Another walking partner happens to be my neighbor, and we meet predawn twice a week. We are mole people. In fact, until we started volunteering at the same place, I had not seen her in daylight for ages. I go out onto my street at about 5:10 a.m where we will meet. Nothing moves. And then, straight out of Sherlock Holmes, my friend materializes; I always get a kick out of her spontaneous generation. We have a circuit that we walk in about 30 minutes' time. There are topics that reflect our passage of blocks: the greeting; recounting recent past events; upcoming/ongoing projects; maybe some ranting or rending of garments; some possible solutions; the benediction until next time. Again, it's the pattern we inhabit that helps us comb out our tangled brains.

And, I have one more longtime friend with whom I have shared many adventures and even more walks. Our usual walk therapy starts at Cal Tech. You can park your car on Wilson (unless there are filming restrictions) and cross campus by the Broad Building. Cal Tech must be the brainiest place we could ever pick to stroll, but it's benign, it's quiet, and it's welcoming every time. The surrounding camphor-lined neighborhoods feel like you're walking into a Ray Bradbury story (and I mean this in the fondest way). We even make up our own speculations about the lovely homes, their warmly lit windows egging us on. On these walks we discuss our dilemmas, the sad and funny events of life (which are often one and the same), social faux pas we have committed, job challenges, travel goals, you name it. We walk 45 minutes to an hour, depending on whose dog has come along. Really, the exercise is secondary to the solace and laughter that come from these rambles.

Monday, November 2, 2009

The Chinese Foot Massage

Awhile ago I took myself on a date in Arcadia. A friend had told me about her visit to Swan Spa on Baldwin Avenue. She cautioned me not to feel ill at ease when I entered a darkened narrow room lined with upholstered chairs, that this was where the treatment took place. The workers were gregarious, even though they spoke mainly Chinese and I all English. Immediately after they placed me in a chair and put my feet into a bucket of water, they gestured for me to move. It turns out the first 30 minutes of massage take place as you sit on an ottoman facing the chair. No disrobing! The masseuse practically assaults you, kneading, pummeling, and slapping you along the shoulders, back, buttocks, and arms. Just lean forward. In fact, it is the just about the most invigoration a stockstill person can experience. During the massage my anxiety gradually quelled and I started to appreciate what this $18 hour might accomplish.

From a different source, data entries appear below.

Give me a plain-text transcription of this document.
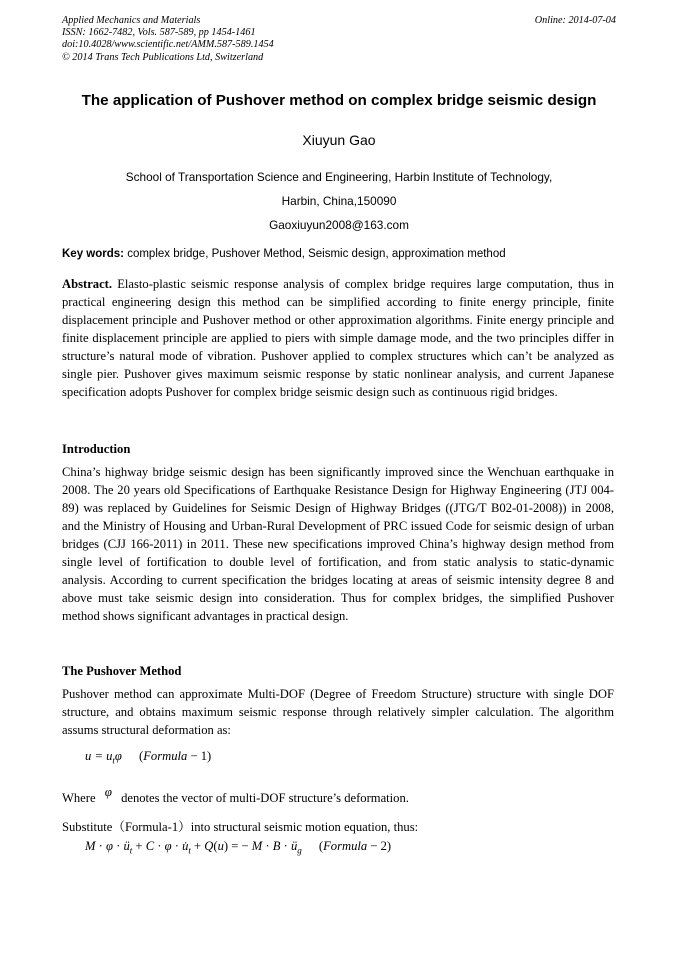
Applied Mechanics and Materials
ISSN: 1662-7482, Vols. 587-589, pp 1454-1461
doi:10.4028/www.scientific.net/AMM.587-589.1454
© 2014 Trans Tech Publications Ltd, Switzerland
Online: 2014-07-04
The application of Pushover method on complex bridge seismic design
Xiuyun Gao
School of Transportation Science and Engineering, Harbin Institute of Technology,
Harbin, China,150090
Gaoxiuyun2008@163.com
Key words: complex bridge, Pushover Method, Seismic design, approximation method
Abstract. Elasto-plastic seismic response analysis of complex bridge requires large computation, thus in practical engineering design this method can be simplified according to finite energy principle, finite displacement principle and Pushover method or other approximation algorithms. Finite energy principle and finite displacement principle are applied to piers with simple damage mode, and the two principles differ in structure’s natural mode of vibration. Pushover applied to complex structures which can’t be analyzed as single pier. Pushover gives maximum seismic response by static nonlinear analysis, and current Japanese specification adopts Pushover for complex bridge seismic design such as continuous rigid bridges.
Introduction
China’s highway bridge seismic design has been significantly improved since the Wenchuan earthquake in 2008. The 20 years old Specifications of Earthquake Resistance Design for Highway Engineering (JTJ 004-89) was replaced by Guidelines for Seismic Design of Highway Bridges ((JTG/T B02-01-2008)) in 2008, and the Ministry of Housing and Urban-Rural Development of PRC issued Code for seismic design of urban bridges (CJJ 166-2011) in 2011. These new specifications improved China’s highway design method from single level of fortification to double level of fortification, and from static analysis to static-dynamic analysis. According to current specification the bridges locating at areas of seismic intensity degree 8 and above must take seismic design into consideration. Thus for complex bridges, the simplified Pushover method shows significant advantages in practical design.
The Pushover Method
Pushover method can approximate Multi-DOF (Degree of Freedom Structure) structure with single DOF structure, and obtains maximum seismic response through relatively simpler calculation. The algorithm assums structural deformation as:
$u = u_t\varphi$ (Formula − 1)
Where φ denotes the vector of multi-DOF structure’s deformation.
Substitute（Formula-1）into structural seismic motion equation, thus:
$M \cdot \varphi \cdot ü_t + C \cdot \varphi$ · $u̇_t + Q(u)$ = − $M \cdot B \cdot ü_g$ (Formula − 2)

After the back massage I was asked to sit again conventionally. The plasma TV blared steady coverage of local news in China. Now it was time to roll up my pants legs to knee level and get down to business. My masseuse tugged and pressed each toe. I asked him the correlation of toe to body part, and he replied succinctly, "Head." Or "Eye." Or "Ear." He massaged my feet and calves for a good twenty minutes. Another attendant brought me several cups of drinking water during the process. The treatment was bracing, almost utilitarian, but never fawning. I practically felt like marching to the cashier's desk with new resolution borne of improved circulation. My appointment lasted an hour.

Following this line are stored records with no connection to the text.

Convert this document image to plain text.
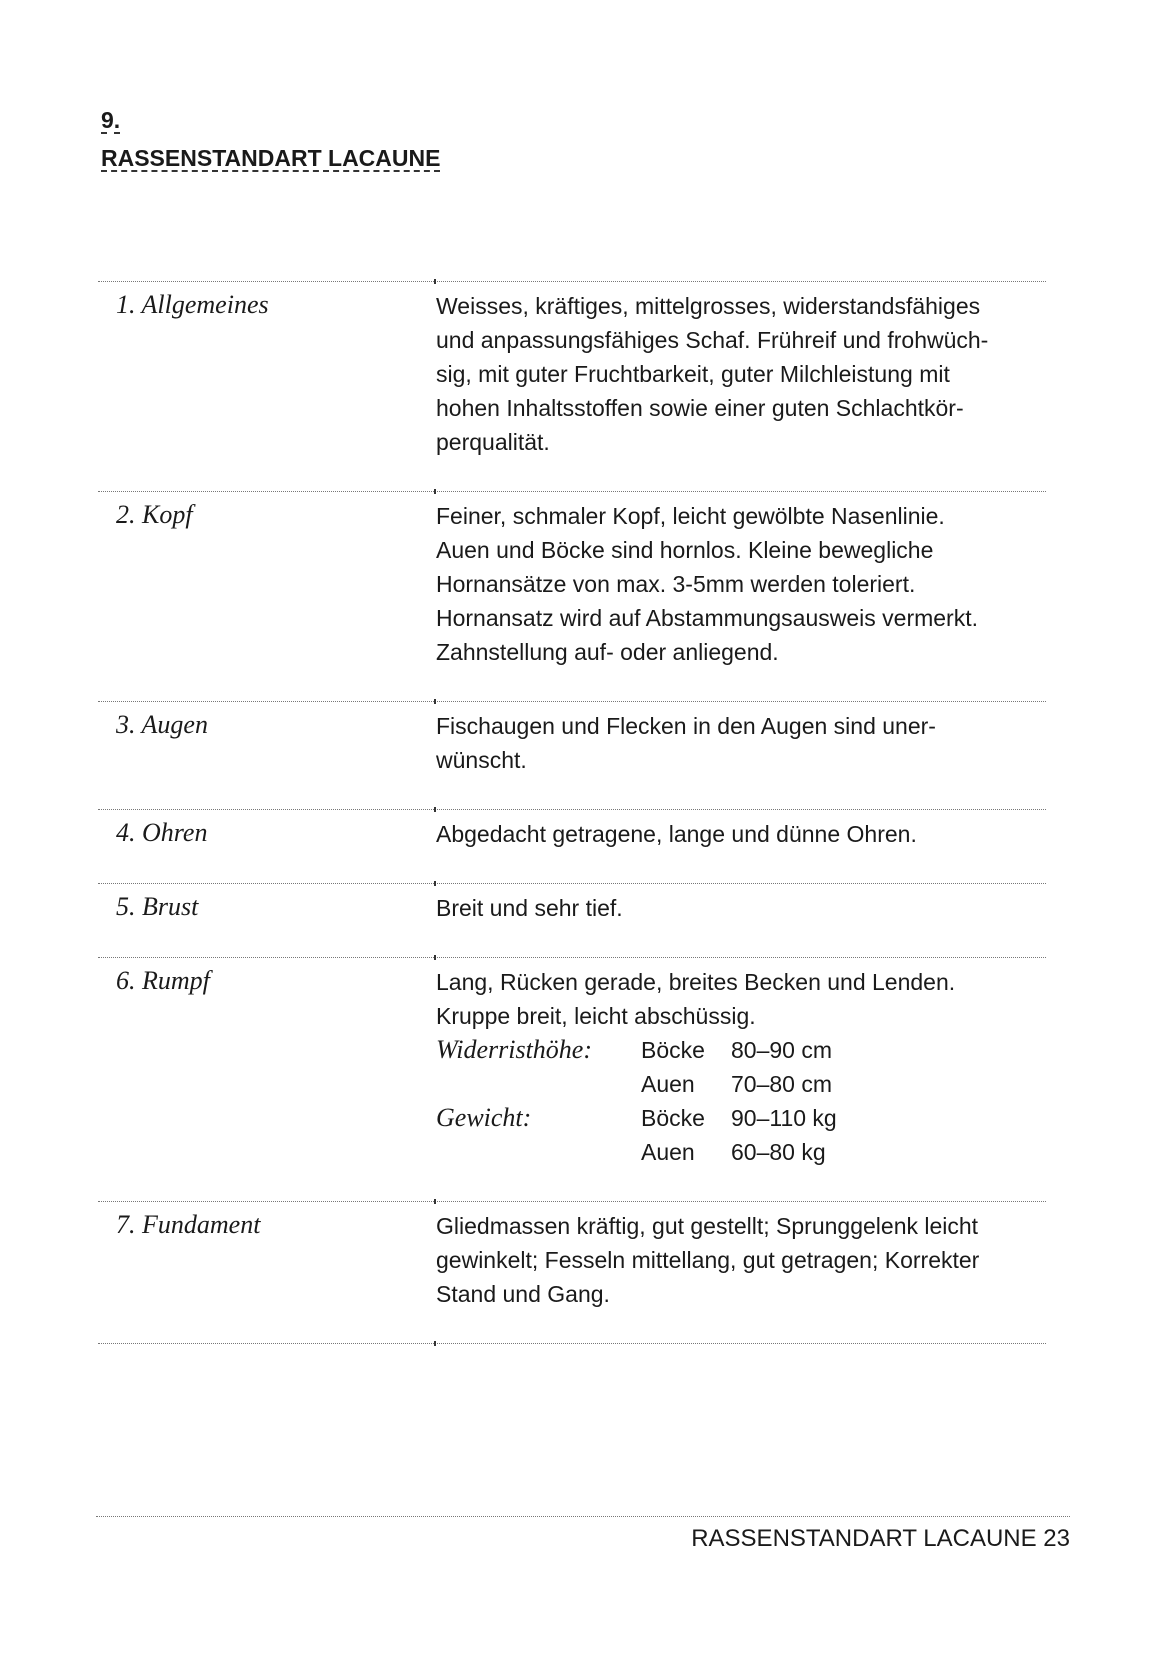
9.
RASSENSTANDART LACAUNE
1. Allgemeines	Weisses, kräftiges, mittelgrosses, widerstandsfähiges

und anpassungsfähiges Schaf. Frühreif und frohwüch-

sig, mit guter Fruchtbarkeit, guter Milchleistung mit

hohen Inhaltsstoffen sowie einer guten Schlachtkör-

perqualität.

2. Kopf	Feiner, schmaler Kopf, leicht gewölbte Nasenlinie.

Auen und Böcke sind hornlos. Kleine bewegliche

Hornansätze von max. 3-5mm werden toleriert.

Hornansatz wird auf Abstammungsausweis vermerkt.

Zahnstellung auf- oder anliegend.

3. Augen	Fischaugen und Flecken in den Augen sind uner-

wünscht.

4. Ohren	Abgedacht getragene, lange und dünne Ohren.

5. Brust	Breit und sehr tief.

6. Rumpf	Lang, Rücken gerade, breites Becken und Lenden.

Kruppe breit, leicht abschüssig.

Widerristhöhe:	Böcke	80–90 cm
Auen	70–80 cm
Gewicht:	Böcke	90–110 kg
Auen	60–80 kg
7. Fundament	Gliedmassen kräftig, gut gestellt; Sprunggelenk leicht

gewinkelt; Fesseln mittellang, gut getragen; Korrekter

Stand und Gang.

RASSENSTANDART LACAUNE 23
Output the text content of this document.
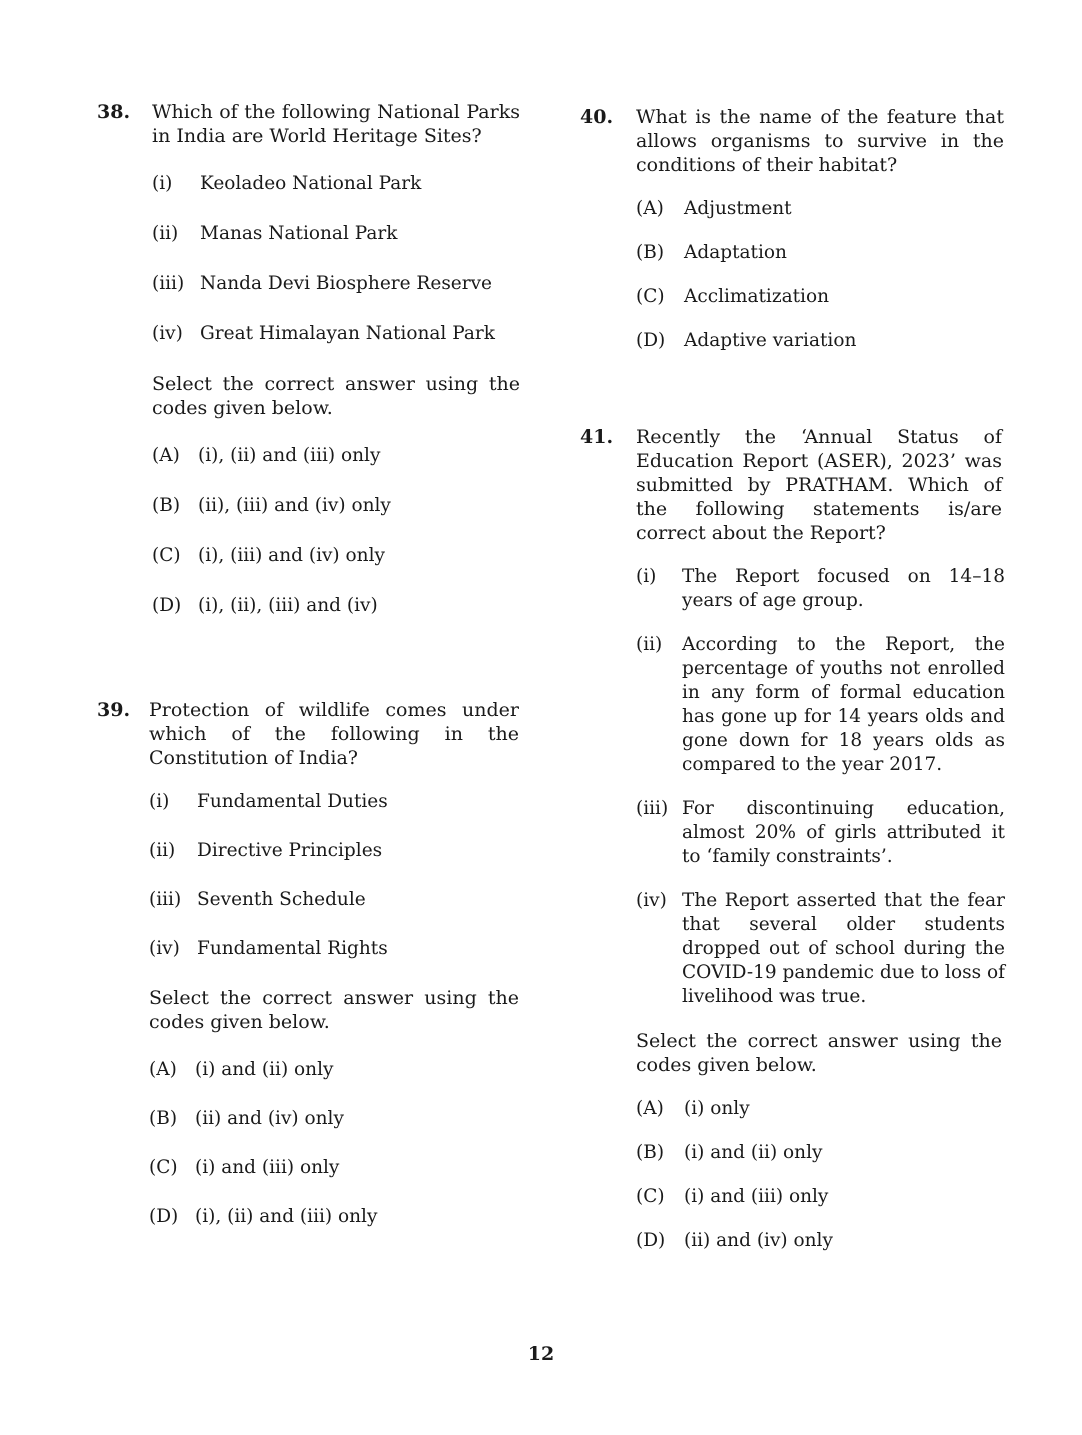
38.	Which of the following National Parks in India are World Heritage Sites?
(i)	Keoladeo National Park
(ii)	Manas National Park
(iii) Nanda Devi Biosphere Reserve
(iv) Great Himalayan National Park
Select the correct answer using the codes given below.
(A) (i), (ii) and (iii) only
(B) (ii), (iii) and (iv) only
(C) (i), (iii) and (iv) only
(D) (i), (ii), (iii) and (iv)
39. Protection of wildlife comes under which of the following in the Constitution of India?
(i)	Fundamental Duties
(ii)	Directive Principles
(iii) Seventh Schedule
(iv) Fundamental Rights
Select the correct answer using the codes given below.
(A) (i) and (ii) only
(B) (ii) and (iv) only
(C) (i) and (iii) only
(D) (i), (ii) and (iii) only
40.	What is the name of the feature that allows organisms to survive in the conditions of their habitat?
(A)	Adjustment
(B)	Adaptation
(C)	Acclimatization
(D)	Adaptive variation
41.	Recently the ‘Annual Status of Education Report (ASER), 2023’ was submitted by PRATHAM. Which of the following statements is/are correct about the Report?
(i)	The Report focused on 14–18 years of age group.
(ii)	According to the Report, the percentage of youths not enrolled in any form of formal education has gone up for 14 years olds and gone down for 18 years olds as compared to the year 2017.
(iii) For discontinuing education, almost 20% of girls attributed it to ‘family constraints’.
(iv) The Report asserted that the fear that several older students dropped out of school during the COVID-19 pandemic due to loss of livelihood was true.
Select the correct answer using the codes given below.
(A)	(i) only
(B)	(i) and (ii) only
(C)	(i) and (iii) only
(D)	(ii) and (iv) only
12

On the way home, I decided to stop at SUSHIYA (sushi for less at 2525 E Foothill, #2, Pasadena). This modest cozy spot in a strip mall is indeed teeny, but it is economical. If you are by yourself, you don't have to feel like an odd duck sitting at the bustling counter. The sushi chef will lean right over into you and ask your choices, his tone staccato but good-natured. There is a full offering of sushi and sashimi, but the dish I liked best is the Jasmine Hand Wrap. The chef rapidly constructs a cone from a seeded Japanese tortilla, stuffs it with mild chopped salmon filling, and brandishes it from his hand to yours. It is one of the more expensive items, about $4.50, but it is a must. After all, dating yourself is grounds for a treat.